Late last year research firm BERL prepared a report entitled Economic Impact Assessment of Arable Production.

Key seed industry metrics identified in the report included:

Area under crop: 30,000 ha

Production: Cereal seed (eg wheat, barley, maize); pasture seed (eg ryegrass, clover) and vegetable seed (eg carrot, radish) – 115,000 tonnes

Farmgate sales: $450 million

Jobs created: 3200

Exports: $168 million, to more than 50 countries

GDP: $960 million

From these numbers alone it can be reasonably inferred that the seed industry is much more significant than most people realise.

But this is not the only trick. The seed business in fact underpins and is crucial to the success of agriculture in NZ, especially that of the pastoral sector.

For instance, plant breeders develop and raise the seed. Seed is sown by farmers to produce pasture. Pasture is grown to feed the livestock. The animals produce meat, wool and dairy products which feed and clothe NZers and the world.

Another example: seed is sown and grown by farmers into wheat; the flour mills make the flour, and the baker makes the bread.

It is precisely these social and economic impacts and benefits and other important details that might not be well-recognised or acknowledged, especially among some of our policymakers.

Across the board, Kiwi industry has been cajoled and implored by various governments to create more jobs, grow more export markets and undertake more research and innovation.

For the seed industry, translating these diverse areas and efforts into tangible results means firstly our policymakers need to pause for thought and view our industry and its range of issues more seriously.

We’ll be looking for obvious signs that they are listening.

We hope the national policy agenda reflects some of industry’s concerns, especially around initiatives to protect plant intellectual property, reopening lost market access, making it easier to import new plant materials and enabling innovation with new and advanced technology.

With many parts of our economy increasingly global in nature, it is necessary that longstanding issues and domestic policy settings are progressed or implemented.

Poor policy decisions might constrain the industry and inadvertently force businesses to contemplate making permanent arrangements elsewhere.

The seed industry has a competitive advantage and future by remaining in NZ.

Information is indeed power.

In terms of key decision-making the BERL data authenticates what we as an industry have long known – the seed industry is a vital player in the primary sector and is key for our ongoing agricultural successes within NZ and overseas.

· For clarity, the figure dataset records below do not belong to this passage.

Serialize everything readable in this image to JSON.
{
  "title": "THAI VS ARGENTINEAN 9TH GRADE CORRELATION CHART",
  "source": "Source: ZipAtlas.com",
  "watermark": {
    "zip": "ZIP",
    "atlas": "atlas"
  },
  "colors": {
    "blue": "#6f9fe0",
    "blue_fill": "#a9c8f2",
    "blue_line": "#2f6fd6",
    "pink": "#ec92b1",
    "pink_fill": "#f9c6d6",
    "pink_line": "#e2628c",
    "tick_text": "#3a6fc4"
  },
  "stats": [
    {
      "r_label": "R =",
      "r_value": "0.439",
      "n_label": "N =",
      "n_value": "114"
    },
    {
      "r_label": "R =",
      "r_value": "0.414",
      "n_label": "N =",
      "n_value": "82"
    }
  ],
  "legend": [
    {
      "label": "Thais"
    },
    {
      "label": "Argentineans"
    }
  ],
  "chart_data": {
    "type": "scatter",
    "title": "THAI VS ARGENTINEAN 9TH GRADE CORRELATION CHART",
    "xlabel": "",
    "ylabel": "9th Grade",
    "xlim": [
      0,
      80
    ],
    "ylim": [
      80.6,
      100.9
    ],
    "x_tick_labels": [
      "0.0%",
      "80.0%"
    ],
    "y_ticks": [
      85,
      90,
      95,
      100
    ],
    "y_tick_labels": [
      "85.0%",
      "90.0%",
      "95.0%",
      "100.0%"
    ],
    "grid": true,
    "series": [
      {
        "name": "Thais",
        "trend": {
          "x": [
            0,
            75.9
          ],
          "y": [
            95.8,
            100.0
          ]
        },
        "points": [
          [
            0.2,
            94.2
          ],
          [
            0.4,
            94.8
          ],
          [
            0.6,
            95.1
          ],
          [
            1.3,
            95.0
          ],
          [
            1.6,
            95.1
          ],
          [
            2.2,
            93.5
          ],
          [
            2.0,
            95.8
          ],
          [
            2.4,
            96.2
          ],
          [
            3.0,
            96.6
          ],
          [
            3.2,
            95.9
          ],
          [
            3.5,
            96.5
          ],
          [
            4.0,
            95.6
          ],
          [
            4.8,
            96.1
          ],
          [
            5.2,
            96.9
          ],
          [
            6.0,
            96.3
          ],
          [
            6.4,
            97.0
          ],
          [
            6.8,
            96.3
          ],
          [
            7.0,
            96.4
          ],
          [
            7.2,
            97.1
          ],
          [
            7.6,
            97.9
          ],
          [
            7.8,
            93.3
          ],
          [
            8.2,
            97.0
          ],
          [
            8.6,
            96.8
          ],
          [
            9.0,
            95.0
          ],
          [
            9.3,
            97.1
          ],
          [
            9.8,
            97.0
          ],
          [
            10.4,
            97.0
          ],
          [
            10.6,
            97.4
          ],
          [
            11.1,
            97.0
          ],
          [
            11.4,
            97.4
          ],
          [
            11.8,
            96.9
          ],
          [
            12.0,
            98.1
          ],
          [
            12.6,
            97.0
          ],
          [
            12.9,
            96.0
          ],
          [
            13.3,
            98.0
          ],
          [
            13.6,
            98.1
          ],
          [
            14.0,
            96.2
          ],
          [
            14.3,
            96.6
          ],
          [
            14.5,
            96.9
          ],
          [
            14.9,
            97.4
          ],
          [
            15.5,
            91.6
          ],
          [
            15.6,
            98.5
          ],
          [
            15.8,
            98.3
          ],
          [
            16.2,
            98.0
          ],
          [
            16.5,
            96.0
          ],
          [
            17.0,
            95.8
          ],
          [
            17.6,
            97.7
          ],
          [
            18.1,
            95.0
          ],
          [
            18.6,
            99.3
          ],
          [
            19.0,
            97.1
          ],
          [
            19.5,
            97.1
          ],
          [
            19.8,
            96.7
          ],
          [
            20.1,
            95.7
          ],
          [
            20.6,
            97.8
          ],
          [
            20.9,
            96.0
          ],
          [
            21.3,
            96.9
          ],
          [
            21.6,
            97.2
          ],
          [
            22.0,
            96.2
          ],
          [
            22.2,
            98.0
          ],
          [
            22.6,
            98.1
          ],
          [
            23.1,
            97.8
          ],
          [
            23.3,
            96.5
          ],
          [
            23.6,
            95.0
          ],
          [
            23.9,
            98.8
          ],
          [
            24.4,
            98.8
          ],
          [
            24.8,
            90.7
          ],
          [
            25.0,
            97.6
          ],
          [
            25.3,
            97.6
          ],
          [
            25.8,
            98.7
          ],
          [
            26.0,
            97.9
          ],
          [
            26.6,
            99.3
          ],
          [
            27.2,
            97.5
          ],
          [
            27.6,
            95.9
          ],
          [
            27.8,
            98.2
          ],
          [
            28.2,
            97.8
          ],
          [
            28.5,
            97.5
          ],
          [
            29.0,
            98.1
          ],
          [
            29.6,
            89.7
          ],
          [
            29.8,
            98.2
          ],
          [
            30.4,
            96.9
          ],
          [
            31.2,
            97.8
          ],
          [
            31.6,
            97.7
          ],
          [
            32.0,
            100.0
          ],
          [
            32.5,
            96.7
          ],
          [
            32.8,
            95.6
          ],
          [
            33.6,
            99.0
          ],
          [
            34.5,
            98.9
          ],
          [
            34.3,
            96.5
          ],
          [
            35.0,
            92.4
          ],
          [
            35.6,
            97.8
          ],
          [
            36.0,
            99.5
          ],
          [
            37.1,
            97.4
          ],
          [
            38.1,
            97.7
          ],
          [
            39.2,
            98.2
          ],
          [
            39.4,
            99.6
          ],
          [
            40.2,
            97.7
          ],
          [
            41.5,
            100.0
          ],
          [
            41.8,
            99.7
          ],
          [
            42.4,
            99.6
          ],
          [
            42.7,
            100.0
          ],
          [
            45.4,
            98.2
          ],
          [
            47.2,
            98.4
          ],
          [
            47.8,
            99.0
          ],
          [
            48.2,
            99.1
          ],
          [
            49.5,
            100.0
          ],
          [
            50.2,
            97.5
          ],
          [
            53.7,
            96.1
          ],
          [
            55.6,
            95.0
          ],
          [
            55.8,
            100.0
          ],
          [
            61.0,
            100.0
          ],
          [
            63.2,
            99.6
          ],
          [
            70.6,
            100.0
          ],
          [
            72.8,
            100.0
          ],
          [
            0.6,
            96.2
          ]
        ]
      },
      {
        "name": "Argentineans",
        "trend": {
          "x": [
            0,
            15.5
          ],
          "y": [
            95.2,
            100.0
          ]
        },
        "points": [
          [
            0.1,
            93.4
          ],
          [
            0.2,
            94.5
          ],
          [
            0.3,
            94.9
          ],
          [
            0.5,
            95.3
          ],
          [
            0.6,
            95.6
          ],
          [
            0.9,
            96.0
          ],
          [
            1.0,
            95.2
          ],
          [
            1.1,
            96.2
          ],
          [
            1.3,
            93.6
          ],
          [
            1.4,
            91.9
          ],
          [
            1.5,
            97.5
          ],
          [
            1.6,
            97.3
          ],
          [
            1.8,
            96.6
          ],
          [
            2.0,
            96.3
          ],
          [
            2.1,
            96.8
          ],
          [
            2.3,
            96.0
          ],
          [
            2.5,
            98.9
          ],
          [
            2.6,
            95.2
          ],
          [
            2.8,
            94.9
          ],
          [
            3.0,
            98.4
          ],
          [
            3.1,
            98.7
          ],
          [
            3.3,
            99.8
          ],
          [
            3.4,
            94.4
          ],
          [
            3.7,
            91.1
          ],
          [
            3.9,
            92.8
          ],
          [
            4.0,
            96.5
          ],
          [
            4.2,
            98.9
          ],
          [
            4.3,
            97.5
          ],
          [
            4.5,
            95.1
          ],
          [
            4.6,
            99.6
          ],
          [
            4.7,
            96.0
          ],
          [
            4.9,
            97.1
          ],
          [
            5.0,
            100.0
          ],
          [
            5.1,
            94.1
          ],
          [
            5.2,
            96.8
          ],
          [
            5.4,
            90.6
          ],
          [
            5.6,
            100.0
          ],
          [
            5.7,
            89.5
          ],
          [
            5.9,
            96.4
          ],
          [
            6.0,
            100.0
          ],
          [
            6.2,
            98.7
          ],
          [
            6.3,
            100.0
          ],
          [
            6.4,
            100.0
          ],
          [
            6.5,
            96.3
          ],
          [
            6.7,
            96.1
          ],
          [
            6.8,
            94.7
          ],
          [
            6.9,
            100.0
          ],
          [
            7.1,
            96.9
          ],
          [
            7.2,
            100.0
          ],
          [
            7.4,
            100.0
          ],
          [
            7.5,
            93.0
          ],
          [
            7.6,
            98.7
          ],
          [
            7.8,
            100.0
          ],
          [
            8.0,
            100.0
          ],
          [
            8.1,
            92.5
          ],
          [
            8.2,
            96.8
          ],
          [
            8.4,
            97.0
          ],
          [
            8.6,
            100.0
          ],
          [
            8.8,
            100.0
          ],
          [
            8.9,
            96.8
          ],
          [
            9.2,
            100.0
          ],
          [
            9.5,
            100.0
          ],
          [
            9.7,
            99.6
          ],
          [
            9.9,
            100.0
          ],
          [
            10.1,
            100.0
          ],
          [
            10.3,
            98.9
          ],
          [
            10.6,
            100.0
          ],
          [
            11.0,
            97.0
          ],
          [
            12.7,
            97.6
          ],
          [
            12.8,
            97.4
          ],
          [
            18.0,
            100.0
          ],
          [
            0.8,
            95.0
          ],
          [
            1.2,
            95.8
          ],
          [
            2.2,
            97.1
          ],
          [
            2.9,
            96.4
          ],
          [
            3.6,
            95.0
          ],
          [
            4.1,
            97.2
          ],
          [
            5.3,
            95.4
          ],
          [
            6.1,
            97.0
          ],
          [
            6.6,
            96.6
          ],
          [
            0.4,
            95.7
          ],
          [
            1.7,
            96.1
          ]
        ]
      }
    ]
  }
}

This fact might not be well recognised but our industry is proud of its continuing contribution and for that it deserves to stand tall.

Thomas Chin

General manager of the New Zealand Grain and Seed Trade Association and New Zealand Plant Breeding and Research Association 

  • The New Zealand Grain and Seed Trade Association (NZGSTA) and the New Zealand Plant Breeding and Research Association (NZPBRA) have more than 80 members and represent breeders, processors, marketers, importers and researchers.